L’écriture romanesque de l’écrivain américain William Faulkner est celle d’un champ de maïs. Chaque trame en constitue un des sillons, en apparence parallèles les uns aux autres, mais qui se rejoignent tous en bout de champs pour en constituer l’ensemble, immense et singulier. L’écart entre deux rangées semble assez large pour permettre au lecteur de s’y engager, mais plus il avance plus les plants de maïs grandissent jusqu’à le dépasser d’une à deux têtes, plus les feuilles l’écorche, aux bras et au visage, la poussière en suspens quoi se déploie à son passage l’étouffe et lui brûle les yeux. Le lecteur semble alors comme perdu dans cette immensité dont il ne perçoit ni l’horizon ni la direction. Les lignes droites lui donnent m’impression de tourner en rond. Plus on saute en l’air pour tenter de voir où l’on se trouve et plus on s’enfonce dans les sables mouvants. Pourtant la terre est dure, et même craquelée. Le lecteur sait pourtant qu’il lui suffit de poursuivre pour en voir au bout la fin. Mais c’est plus fort que lui, le voici submergé par cette panique, comme l’enfant soudain apeuré par le reflux des vagues alors qu’il se tient à trois pas du rivage et qu’il a pied. Et effectivement, l’écriture de Faulkner ressemble un peu à cette marée de feuilles vertes, de tiges-vagues. Ses phrases sont comme un épis de maïs, aux grains serrés les uns contre les autres comme une série de poings, mot à mot, grain à grain. Quand on le mange, il faut les arracher et des particules restent toujours coincées entre les dents.

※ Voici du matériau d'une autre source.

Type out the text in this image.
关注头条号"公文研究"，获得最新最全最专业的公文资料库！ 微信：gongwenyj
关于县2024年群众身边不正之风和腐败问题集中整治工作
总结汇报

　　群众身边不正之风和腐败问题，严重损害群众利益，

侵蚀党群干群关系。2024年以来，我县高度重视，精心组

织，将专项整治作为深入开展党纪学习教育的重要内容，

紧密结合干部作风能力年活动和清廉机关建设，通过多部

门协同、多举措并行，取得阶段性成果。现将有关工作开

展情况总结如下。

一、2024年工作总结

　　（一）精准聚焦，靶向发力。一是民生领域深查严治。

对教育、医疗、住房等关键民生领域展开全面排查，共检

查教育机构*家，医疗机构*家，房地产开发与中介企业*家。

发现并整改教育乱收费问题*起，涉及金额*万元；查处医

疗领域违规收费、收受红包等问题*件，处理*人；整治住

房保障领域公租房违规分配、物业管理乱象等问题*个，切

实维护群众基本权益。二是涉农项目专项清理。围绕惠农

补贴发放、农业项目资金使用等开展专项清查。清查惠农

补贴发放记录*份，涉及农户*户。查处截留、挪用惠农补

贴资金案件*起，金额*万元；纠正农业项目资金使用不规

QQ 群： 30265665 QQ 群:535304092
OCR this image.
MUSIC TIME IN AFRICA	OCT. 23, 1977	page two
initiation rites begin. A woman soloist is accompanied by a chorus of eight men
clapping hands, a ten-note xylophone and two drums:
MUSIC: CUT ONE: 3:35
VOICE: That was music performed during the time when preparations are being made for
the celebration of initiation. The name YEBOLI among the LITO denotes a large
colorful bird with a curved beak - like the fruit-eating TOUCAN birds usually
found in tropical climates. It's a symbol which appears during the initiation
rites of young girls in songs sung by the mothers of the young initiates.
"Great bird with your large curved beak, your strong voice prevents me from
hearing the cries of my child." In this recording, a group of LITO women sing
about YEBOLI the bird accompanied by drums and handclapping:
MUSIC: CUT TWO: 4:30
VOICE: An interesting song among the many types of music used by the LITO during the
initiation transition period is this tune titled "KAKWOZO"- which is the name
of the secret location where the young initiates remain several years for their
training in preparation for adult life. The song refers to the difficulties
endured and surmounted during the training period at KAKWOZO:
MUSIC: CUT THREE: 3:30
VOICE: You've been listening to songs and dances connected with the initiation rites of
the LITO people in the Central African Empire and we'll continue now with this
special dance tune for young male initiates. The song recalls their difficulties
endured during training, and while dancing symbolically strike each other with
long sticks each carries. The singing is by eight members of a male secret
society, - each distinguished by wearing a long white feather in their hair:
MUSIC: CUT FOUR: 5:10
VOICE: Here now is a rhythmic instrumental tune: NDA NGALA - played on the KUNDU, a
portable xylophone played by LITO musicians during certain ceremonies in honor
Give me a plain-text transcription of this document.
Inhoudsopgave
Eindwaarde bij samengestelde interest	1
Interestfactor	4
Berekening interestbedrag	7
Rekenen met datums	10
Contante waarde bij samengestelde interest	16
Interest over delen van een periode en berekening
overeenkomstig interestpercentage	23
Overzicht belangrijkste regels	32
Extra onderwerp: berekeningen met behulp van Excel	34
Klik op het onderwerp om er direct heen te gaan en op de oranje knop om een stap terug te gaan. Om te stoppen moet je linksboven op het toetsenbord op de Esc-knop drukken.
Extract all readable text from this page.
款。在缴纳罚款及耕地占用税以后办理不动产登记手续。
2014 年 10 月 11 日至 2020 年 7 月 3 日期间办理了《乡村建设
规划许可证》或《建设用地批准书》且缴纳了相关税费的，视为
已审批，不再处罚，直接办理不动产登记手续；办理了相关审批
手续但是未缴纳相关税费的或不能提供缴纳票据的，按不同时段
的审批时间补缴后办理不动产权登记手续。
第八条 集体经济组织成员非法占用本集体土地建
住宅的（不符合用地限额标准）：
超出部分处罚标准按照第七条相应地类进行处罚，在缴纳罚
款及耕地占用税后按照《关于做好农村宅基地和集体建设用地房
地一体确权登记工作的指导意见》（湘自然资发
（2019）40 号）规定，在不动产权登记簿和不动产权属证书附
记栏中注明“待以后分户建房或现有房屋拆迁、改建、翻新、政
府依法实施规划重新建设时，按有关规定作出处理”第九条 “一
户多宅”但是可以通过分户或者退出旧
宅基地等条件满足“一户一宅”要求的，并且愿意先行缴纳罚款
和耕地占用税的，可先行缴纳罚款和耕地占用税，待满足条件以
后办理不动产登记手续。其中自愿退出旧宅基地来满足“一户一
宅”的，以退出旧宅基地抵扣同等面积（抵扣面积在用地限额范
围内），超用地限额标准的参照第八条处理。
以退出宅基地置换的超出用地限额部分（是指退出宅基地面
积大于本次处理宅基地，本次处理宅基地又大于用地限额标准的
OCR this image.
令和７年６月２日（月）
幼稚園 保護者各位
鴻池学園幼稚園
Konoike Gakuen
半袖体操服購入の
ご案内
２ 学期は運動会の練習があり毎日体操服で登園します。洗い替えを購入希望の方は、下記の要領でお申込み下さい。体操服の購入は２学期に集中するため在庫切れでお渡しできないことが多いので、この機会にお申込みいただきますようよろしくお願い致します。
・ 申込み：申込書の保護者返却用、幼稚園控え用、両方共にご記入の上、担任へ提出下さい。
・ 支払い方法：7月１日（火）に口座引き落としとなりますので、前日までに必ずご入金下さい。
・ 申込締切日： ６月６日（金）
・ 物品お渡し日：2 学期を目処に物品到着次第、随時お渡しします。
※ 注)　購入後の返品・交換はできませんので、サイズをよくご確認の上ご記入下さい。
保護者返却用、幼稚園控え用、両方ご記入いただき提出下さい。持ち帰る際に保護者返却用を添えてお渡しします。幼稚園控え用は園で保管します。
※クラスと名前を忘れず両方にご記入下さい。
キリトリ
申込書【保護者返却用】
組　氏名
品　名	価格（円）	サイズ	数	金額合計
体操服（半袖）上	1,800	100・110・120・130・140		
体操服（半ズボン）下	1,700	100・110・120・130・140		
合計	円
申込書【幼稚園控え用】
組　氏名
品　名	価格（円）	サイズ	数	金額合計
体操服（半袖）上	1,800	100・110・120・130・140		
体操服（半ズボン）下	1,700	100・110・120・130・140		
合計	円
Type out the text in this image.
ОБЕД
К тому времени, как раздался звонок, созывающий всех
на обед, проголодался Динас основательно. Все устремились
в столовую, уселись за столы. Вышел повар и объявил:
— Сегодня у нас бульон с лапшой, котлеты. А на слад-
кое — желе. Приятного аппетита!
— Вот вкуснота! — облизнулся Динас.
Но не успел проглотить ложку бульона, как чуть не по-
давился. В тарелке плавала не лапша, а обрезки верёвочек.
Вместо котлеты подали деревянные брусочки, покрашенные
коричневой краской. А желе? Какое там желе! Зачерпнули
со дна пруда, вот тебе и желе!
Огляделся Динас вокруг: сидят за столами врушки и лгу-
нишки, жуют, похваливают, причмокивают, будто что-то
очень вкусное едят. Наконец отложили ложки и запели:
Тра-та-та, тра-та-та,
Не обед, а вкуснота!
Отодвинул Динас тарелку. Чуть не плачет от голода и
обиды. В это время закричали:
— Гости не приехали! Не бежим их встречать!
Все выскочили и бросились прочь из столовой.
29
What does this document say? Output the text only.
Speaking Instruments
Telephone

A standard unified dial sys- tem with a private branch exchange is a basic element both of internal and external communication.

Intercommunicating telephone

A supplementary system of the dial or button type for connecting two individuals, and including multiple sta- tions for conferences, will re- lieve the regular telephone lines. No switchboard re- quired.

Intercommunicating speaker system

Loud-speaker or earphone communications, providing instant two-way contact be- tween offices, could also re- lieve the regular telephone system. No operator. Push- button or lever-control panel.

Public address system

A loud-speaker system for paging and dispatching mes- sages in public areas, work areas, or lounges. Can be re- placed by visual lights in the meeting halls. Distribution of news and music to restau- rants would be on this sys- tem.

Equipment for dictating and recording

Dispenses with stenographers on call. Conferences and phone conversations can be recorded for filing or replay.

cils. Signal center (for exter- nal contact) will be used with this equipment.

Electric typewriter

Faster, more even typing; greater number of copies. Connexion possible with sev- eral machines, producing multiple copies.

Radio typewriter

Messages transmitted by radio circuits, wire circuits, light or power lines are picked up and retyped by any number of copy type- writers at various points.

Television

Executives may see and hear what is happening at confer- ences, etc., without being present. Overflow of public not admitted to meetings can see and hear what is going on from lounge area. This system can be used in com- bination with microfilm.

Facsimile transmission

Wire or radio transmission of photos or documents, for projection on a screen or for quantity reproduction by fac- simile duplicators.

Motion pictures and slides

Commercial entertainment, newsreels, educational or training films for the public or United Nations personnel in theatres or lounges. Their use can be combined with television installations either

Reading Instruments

Dans Absalon, Ansalon ! il ne s’agit pas d’une plantation de maïs mais de coton. L’action se déroule au Mississippi, dans un des États du sud des États-Unis, chez les Sudistes, entre 1830 et le début du XXI siècle, c’est-à-dire avant, pendant et après la Guerre de Sécession, point de bascule, quand l’image photographique ( argentique ) transparaît ( transparaissait ) dans le bain du révélateur. Construit comme une saga de la mémoire ( par ricochets et rayonnement des ondes ) et une tragédie biblo-antique ( Absalon, אַבְשָׁלוֹם, littéralement : « Le père est la paix », est une référence au fils du roi David dans l'Ancien Testament ), le roman de Faulkner met en scène l’histoire de « la famille » Sutpen sur trois générations. Le personnage central est Thomas Sutpen, qui établit sa plantation sur une terre indienne à l’origine avec l’idée d’y implanter sa propre dynastie. Son dessein puise son origine dans son enfance, quand, petit garçon il fut empêché par un esclave noir de franchir la porte d’entrée de la maison du planteur où son père l’avait envoyé porter un message. Cette scène primitive est fondamentale, puisque tout en découle. Séverine Chavrier choisit de juste en faire mention, en passant, pour qu’on dise pas qu’elle n'en a fait l’impasse mais sans la mettre en avant. Difficile pour qui n’a pas lu le roman, de savoir l’importance de cet épisode présenté ici sous forme d’anecdote, de mention, d’observation.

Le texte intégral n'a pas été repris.